Politik : Dialog mit China: Menschenrechte per Vertrag

Die Politik des kritischen Dialogs mit China zu Fragen der Menschenrechte hat erstmals eine vertragliche Grundlage. Nach einjährigem Tauziehen unterzeichneten beide Regierungen im Beisein von Bundeskanzler Gerhard Schröder und des chinesischen Ministerpräsidenten Zhu Rongji am Freitag in Berlin eine entsprechende Vereinbarung, die international als einzigartig gilt. Schröder sagte, bei den auf Langfristigkeit angelegten Kontakten zwischen beiden Ländern solle es auch einen Austausch zur Entwicklung des Rechtsstaates in China geben. Außerdem wurden milliardenschwere Wirtschaftsprojekte vereinbart.

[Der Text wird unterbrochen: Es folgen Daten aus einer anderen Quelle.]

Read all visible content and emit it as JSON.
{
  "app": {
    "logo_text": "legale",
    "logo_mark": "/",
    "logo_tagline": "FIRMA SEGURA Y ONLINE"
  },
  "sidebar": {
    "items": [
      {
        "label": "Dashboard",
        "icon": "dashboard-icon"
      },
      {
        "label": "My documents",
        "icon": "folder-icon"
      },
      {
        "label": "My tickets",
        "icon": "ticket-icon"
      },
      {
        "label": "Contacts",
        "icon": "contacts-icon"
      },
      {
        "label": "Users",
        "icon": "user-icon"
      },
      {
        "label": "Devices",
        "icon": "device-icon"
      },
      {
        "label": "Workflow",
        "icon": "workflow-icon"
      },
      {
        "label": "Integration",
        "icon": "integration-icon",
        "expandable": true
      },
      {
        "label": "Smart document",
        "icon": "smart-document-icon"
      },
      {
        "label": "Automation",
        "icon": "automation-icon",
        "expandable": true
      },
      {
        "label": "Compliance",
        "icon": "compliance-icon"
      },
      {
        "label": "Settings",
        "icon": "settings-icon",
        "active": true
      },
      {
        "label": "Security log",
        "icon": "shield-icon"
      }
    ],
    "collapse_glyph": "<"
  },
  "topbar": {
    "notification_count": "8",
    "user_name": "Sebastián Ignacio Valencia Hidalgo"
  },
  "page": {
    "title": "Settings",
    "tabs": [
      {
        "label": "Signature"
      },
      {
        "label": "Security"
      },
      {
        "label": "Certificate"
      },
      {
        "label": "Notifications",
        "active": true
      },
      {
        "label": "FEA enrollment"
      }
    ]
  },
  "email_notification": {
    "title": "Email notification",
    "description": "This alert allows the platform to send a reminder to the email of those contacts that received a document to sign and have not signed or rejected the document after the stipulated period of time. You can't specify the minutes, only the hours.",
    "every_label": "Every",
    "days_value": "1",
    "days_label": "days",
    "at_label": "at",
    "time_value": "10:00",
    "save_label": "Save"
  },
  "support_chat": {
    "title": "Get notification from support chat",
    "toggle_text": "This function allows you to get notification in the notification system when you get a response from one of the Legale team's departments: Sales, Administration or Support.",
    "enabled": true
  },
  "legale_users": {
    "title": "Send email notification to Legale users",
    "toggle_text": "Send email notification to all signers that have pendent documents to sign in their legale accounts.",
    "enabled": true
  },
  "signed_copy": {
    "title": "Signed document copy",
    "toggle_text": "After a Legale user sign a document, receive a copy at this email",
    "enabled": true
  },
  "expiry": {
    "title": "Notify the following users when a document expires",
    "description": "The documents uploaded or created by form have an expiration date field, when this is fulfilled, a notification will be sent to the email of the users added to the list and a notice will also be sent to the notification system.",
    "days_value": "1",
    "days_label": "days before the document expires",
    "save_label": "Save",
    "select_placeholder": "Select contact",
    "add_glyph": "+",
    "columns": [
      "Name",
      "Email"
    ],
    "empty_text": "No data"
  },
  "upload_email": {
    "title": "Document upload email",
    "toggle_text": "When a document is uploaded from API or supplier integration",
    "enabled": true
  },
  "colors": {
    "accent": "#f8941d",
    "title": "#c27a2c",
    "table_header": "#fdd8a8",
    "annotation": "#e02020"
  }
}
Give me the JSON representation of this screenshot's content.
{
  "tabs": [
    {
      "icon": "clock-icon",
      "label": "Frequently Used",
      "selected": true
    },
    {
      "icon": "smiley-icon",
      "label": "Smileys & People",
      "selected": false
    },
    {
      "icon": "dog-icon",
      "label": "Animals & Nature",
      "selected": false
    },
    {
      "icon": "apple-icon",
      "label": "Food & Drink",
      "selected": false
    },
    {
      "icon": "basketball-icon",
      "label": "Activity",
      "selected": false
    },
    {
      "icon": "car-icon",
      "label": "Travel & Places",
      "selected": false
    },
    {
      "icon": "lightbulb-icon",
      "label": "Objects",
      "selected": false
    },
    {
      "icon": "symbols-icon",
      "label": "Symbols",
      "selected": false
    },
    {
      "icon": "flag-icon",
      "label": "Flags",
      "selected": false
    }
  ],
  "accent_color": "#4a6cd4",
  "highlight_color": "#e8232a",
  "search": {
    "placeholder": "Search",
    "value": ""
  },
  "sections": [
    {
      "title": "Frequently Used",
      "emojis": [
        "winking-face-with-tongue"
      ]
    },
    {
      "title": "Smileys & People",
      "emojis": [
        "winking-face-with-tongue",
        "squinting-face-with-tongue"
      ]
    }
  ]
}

In dem deutsch-chinesischen Rechtsabkommen werden auch die Menschenrechte angesprochen. In der Vereinbarung heißt es: "Damit der Austausch und die Zusammenarbeit konkrete Erfolge hervorbringen, sind beide Seiten bereit ..., durch den gegenseitigen Austausch die nützlichen Erfahrungen der anderen Seite zu studieren ..., um zu gewährleisten, dass das Volk umfangreiche Rechte und Freiheiten nach dem Gesetz genießt, dass die Menschenrechte respektiert und garantiert ... werden."

Menschenrechtsorganisationen hatten bereits im Vorfeld des Besuches die Regierung aufgefordert, die Menschenrechte bei dem Besuch des chinesischen Ministerpräsidenten anzusprechen. Einen Tag vor dessen Ankunft hatte die Regierung noch in ihrem Menschenrechtsbericht unfaire Gerichtsverfahren und juristische Willkür kritisiert. China wies das am Freitag zurück. "China lehnt es ab, dass ein Land sich in die inneren Angelegenheiten eines anderen Landes einmischt, indem es die Menschenrechte benutzt", sagte ein Sprecher des chinesischen Außenministeriums in Peking. Unterdessen demonstrierte die Gesellschaft für bedrohte Völker gegen den Besuch von Zhu.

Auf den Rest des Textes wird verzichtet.